I see an error in your second line

x^(1/3) = 2/5
now cube both sides
x = 8/125

for your second, there is no "real" solution.
an exponent of 3/2 means, take the square root, then cube that result
since we cannot take the square root of -6, .......

Reiny, after working it the first 1 over, i got .016

How would u work the second one? can you show me steps by step?

If your first equation is x^(1/3) - 2/5 =0

then
x= (2/5)^3 = (2^3)/(5^3) = (8/125) = 0.064

for your second equation I believe you should do the following:

(x-4)^3/2 = -6
First raise both to the 2/3 power to get rid of the ^3/2.

(((x-4)^3/2)^(2/3)))=(-6)^(2/3)

=>(x-4)=((-6)^(2/3))=> x = ((-6)^(2/3))+4

=> x = 36^(1/3) + 4

did you not read my reply?

I worked out both of your questions
The answer you gave after my post still does not work

use to calculator to find the cuberoot of .016, you would get .25198 which is not equal to 2/5

but the answer I gave you, namely 8/125, has as its cuberoot 2/5

Ahh okay.

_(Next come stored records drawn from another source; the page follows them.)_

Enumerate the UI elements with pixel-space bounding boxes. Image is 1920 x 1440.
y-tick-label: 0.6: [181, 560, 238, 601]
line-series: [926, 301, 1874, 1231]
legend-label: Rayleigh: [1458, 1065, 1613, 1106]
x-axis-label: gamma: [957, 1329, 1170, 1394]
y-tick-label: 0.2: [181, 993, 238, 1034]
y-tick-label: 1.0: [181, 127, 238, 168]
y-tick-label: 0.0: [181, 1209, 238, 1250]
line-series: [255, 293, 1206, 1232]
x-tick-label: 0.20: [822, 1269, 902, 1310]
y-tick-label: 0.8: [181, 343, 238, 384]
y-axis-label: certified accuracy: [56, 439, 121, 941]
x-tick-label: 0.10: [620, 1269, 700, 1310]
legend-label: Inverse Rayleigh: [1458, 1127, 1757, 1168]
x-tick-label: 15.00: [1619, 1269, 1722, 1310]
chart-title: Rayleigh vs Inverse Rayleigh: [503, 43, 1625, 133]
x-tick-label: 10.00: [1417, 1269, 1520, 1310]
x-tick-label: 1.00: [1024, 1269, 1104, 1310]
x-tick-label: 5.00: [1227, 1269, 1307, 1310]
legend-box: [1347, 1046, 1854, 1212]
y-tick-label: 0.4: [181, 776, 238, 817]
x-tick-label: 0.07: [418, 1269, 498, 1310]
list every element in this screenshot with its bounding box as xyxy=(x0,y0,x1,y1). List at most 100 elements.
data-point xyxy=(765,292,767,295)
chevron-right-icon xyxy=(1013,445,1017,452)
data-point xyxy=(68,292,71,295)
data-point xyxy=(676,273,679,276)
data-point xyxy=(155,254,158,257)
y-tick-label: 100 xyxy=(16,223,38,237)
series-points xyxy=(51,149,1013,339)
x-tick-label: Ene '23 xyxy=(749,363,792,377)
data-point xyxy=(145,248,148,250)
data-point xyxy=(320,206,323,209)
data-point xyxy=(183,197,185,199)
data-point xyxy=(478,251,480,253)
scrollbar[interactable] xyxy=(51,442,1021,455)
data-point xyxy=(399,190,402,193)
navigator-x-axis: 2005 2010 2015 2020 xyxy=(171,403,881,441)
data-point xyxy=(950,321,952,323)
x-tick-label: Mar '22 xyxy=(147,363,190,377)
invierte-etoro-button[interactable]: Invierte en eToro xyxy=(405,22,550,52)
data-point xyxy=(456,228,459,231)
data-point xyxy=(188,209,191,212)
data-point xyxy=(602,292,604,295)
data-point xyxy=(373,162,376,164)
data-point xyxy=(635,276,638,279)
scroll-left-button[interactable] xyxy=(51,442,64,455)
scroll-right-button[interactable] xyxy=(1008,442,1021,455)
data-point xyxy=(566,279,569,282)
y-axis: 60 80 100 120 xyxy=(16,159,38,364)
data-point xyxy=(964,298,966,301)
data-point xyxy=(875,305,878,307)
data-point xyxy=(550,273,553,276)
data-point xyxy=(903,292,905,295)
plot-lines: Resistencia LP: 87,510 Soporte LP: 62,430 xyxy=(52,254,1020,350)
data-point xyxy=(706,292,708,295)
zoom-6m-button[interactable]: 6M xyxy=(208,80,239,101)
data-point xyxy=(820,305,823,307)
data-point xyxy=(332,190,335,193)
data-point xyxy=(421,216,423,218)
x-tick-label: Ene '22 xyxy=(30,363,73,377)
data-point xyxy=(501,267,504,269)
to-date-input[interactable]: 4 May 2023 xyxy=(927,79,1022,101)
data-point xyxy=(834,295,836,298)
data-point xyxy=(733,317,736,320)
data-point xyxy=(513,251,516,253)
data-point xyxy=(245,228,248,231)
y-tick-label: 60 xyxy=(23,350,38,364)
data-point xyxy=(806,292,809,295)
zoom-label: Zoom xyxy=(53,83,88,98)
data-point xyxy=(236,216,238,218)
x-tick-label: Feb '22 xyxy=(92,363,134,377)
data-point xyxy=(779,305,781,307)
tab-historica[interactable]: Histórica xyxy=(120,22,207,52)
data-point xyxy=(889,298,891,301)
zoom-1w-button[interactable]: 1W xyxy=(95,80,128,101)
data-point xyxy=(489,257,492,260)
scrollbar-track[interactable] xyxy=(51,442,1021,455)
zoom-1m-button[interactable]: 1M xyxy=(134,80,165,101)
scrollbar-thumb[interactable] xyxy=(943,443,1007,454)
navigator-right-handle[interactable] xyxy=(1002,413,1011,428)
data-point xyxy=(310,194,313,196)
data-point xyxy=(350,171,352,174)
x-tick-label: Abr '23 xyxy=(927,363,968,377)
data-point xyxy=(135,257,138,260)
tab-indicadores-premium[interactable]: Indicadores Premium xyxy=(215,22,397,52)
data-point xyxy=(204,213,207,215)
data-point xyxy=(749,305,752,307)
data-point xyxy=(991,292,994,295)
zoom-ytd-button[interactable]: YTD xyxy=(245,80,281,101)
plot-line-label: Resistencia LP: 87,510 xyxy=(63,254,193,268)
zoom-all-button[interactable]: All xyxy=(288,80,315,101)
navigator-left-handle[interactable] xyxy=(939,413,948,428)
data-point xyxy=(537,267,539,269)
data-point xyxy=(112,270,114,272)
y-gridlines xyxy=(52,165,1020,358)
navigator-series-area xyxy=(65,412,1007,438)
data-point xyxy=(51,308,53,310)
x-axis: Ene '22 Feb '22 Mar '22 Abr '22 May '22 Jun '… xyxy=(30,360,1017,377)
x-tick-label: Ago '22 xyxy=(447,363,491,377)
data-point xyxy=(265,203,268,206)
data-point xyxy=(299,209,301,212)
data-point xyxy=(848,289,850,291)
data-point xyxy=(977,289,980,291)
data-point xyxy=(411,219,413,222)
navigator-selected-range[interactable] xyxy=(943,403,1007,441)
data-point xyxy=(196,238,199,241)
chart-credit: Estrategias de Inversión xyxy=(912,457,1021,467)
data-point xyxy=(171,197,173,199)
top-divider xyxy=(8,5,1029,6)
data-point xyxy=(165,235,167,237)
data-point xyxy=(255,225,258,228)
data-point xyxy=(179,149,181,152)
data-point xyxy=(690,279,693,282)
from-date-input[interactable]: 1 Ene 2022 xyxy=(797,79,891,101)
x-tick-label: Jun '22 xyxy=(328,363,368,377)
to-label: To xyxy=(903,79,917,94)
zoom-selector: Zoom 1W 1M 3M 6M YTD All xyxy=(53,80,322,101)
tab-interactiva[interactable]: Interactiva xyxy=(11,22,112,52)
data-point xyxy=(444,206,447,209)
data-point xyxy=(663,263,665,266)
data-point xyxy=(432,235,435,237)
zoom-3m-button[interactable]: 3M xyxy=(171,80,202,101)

I didn't get it at first, but now that I read it, I got it. Thanks alot!

Chris, for the second equation there is no solution

Did you verify your answer in the original equation??

that is..
is (7.3019)^1.5 = -6 ????

I think they are two separate questions and since the -6 is on the right sideto find x one would square both sides and find the cube of that result then subtract add four. I could be mistaken.

I think they are two separate questions and since the -6 is on the right sideto find x one would square both sides and find the cube root of that result then add four. I could be mistaken

(x-4)^3/2 = -6

Chris, you can do what you said but it would be wrong.
what you said:
(x-4)^3 = 36
x-4 = 3.3
x = 7.3 HOWEVER
go back and check
3.3^3/2 = +6 NOT -6
In other words, when you squared both sides you threw the problem out with the bath water.

For the first equation, x^1/3 - 2/5 = 0:

To solve for x, we need to isolate the variable.

1. Start by adding 2/5 to both sides of the equation:
x^1/3 = 2/5

2. To eliminate the exponent 1/3, cube both sides of the equation:
(x^1/3)^3 = (2/5)^3
x = (2^3)/(5^3)
x = 8/125
x ≈ 0.064

So the correct solution for the first equation is x ≈ 0.064.

Now let's move on to the second equation, (x-4)^3/2 = -6:

1. Start by raising both sides of the equation to the reciprocal power of 2/3:
((x-4)^(3/2))^(2/3) = (-6)^(2/3)

2. Simplify the left side of the equation:
(x-4)^(3/2 * 2/3) = (-6)^(2/3)
(x-4)^(1) = (-6)^(2/3)
x-4 = (-6)^(2/3)

3. Simplify the right side of the equation:
(-6)^(2/3) = ∛((-6)^2)
(-6)^(2/3) = ∛(36)
(-6)^(2/3) = 3∛(4)

4. Add 4 to both sides of the equation:
x -4 + 4 = 3∛(4) + 4
x = 3∛(4) + 4
x ≈ 3.077

So the correct solution for the second equation is x ≈ 3.077.